The remote village of Chambon-sur-Lignon in southern France has received an unexpected donation of 2 million euros, a fortune for this small hamlet of 2,500 inhabitants.
Austrian Jew Erich Schwam bequeathed his inheritance to the town. The residents of Chambon hid him when he was a child during the Second World War.
Schwam died at the end of December at the age of 90 in Lyon, leaving no relatives behind.
“This really touched us a lot,” Denise Vallat, Culture Assistant, Chambon-sur-Lignon City Hall, told Euronews. “What we also need to know is that it’s the work of a lifetime. It is not a fortune that came just anyhow. And for us that’s very important.”
The deputy mayor and former history professor is trying to reconstruct the life of Schwam, who after the war moved to Lyon to study pharmacy and subsequently got married there.
In Chambon sur Lignon, only one person remembers him, Vallet says:
“He first went to the village school. We have the testimony of an old man who was with him at that time. This witness was the son of a couple of teachers. And the young Erich, according to him, often arrived early. He was alone in the schoolyard.
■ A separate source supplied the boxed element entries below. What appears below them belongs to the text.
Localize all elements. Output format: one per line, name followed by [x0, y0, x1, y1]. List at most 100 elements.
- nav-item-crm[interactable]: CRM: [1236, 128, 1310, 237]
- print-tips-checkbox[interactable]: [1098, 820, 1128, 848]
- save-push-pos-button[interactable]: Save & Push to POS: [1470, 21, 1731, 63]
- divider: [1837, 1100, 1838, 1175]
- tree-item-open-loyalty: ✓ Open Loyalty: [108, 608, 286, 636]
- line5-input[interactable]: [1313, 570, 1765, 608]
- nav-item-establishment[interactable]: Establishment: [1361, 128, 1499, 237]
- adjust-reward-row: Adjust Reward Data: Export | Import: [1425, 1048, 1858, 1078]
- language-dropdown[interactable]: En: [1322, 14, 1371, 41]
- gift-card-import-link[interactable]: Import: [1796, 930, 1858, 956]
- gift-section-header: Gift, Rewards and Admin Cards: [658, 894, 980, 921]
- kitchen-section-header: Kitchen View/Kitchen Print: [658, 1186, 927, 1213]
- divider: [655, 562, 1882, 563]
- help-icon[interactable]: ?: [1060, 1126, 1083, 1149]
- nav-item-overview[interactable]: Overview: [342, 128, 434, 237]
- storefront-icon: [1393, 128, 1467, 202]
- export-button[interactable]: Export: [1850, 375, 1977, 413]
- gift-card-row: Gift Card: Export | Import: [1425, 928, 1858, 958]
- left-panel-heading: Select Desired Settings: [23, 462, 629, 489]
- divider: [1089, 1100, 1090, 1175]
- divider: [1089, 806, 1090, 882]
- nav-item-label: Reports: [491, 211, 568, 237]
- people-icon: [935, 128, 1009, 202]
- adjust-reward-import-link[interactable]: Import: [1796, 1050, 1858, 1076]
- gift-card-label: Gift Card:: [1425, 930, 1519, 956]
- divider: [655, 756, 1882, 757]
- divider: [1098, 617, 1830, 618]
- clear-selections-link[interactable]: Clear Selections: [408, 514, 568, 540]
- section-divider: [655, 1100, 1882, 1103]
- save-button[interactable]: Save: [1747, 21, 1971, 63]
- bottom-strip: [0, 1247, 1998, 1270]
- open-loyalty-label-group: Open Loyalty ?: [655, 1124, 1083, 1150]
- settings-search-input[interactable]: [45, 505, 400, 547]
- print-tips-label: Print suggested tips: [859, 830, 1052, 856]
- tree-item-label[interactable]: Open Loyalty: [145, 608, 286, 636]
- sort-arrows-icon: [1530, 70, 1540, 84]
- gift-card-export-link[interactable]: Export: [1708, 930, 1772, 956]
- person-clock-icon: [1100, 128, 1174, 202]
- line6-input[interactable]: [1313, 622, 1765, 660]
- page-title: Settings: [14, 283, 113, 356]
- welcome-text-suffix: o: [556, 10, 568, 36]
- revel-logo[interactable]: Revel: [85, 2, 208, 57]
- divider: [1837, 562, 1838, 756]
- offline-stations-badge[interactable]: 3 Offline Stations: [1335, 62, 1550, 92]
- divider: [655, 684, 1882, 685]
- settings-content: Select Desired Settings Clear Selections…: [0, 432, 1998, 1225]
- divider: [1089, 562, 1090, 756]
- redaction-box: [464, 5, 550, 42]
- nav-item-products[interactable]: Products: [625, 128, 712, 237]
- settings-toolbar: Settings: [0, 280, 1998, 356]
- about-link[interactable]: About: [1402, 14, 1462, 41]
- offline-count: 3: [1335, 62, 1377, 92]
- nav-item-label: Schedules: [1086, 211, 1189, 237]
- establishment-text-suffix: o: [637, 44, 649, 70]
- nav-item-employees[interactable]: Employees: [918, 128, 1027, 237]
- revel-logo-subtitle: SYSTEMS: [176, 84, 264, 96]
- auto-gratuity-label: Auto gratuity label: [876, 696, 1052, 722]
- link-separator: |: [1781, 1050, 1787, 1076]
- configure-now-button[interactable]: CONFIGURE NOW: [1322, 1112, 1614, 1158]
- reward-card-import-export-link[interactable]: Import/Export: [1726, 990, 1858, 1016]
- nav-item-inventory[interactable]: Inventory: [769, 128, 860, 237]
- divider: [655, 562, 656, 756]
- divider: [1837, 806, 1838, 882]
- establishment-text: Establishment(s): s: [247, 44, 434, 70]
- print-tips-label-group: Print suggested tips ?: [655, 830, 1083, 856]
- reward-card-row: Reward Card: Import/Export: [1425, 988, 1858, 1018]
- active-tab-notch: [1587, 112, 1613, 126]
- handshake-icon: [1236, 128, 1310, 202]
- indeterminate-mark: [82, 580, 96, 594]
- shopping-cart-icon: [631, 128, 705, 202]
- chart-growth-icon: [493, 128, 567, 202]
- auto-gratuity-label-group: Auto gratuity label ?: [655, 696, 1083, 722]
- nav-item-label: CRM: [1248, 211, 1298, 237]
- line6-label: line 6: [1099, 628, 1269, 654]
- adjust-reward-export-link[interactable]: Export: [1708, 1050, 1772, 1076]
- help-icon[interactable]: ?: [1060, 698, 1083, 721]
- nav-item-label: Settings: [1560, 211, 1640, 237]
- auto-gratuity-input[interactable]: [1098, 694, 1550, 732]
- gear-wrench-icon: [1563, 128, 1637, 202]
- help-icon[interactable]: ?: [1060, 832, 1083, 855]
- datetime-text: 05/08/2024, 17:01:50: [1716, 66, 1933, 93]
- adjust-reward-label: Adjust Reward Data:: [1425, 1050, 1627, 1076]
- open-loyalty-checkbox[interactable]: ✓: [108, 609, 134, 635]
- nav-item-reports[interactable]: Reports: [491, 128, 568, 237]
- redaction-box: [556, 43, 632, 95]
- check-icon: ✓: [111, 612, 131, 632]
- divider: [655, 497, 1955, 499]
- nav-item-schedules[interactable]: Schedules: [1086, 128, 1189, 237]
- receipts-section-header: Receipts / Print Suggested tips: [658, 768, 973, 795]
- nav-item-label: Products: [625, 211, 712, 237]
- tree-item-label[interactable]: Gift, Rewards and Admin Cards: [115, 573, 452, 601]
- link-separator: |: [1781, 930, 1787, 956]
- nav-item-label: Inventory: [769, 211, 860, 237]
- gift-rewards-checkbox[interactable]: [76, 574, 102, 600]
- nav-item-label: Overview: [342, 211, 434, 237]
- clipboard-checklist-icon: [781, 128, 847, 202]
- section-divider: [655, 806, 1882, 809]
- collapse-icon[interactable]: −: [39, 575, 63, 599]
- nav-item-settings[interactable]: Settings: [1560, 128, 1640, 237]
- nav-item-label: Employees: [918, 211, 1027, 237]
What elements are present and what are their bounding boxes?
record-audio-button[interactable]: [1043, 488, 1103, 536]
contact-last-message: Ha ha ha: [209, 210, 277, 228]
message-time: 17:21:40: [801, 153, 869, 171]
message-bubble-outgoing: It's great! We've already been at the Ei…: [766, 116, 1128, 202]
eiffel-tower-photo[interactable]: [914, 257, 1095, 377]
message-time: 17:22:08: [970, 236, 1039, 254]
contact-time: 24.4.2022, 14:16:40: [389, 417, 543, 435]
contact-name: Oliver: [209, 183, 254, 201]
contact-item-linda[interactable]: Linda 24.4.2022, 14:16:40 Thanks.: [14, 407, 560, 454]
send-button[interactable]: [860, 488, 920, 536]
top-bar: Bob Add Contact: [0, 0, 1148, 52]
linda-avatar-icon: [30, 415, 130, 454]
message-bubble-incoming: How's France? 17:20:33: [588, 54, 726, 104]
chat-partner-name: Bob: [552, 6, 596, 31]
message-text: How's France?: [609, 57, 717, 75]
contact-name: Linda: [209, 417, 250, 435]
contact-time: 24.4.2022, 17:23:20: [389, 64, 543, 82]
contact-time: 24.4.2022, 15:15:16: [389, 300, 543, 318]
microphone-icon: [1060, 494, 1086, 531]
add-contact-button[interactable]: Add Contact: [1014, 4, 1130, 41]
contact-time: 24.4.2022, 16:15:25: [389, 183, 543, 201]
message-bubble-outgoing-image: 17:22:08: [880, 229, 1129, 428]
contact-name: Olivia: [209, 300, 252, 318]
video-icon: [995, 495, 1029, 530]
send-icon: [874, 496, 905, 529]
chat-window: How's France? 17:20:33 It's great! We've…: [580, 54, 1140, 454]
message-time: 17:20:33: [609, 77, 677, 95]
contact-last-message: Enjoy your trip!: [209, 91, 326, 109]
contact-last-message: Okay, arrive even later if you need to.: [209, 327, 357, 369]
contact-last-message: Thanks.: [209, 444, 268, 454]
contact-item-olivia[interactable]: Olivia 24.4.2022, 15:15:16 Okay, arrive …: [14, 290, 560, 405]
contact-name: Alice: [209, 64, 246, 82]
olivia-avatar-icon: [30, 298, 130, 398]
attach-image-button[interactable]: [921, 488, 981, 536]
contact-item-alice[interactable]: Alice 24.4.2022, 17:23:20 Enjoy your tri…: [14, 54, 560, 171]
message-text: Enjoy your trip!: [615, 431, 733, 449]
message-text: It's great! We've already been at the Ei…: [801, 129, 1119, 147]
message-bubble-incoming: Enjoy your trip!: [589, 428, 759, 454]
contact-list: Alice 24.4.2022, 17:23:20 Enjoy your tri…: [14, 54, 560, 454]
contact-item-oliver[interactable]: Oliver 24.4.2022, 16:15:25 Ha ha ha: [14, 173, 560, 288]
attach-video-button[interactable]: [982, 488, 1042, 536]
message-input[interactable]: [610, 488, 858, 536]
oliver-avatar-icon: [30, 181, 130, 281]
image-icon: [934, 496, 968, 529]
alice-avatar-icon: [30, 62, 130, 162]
And this boy’s parents would tell him to go downstairs and play with him because Erich looked very sad”.
Between 1,500 and 4,000 people, Jews and non-Jews, 30 per cent of whom were children, found refuge in this remote and wooded area of 500 square km, known as the plateau. A region where the tradition of hospitality was strong, between the two wars many holiday homes for city children were built there.
Floriane Barbier is in charge of Chambon-sur-Lignon memorial plateau.
“There are several elements, the two main ones are first of all a protective geography, the countryside, the mountains, the isolation of the big cities and then there is also the presence of Protestantism which is a religion that has a history of persecution in France. And so protestants understood what the Jews were experiencing at the end of the 1930s and in the 1940s.”
The whole area of the plateau received an extremely rare diploma from Israel awarded by the Yad Vashem memorial in 1990, which it shares with another village in the Netherlands.
As for Erich Schwam’s 2 million euros, which represents two-thirds of the municipality’s annual budget, the money will be used for youth projects and development, as he directly requested.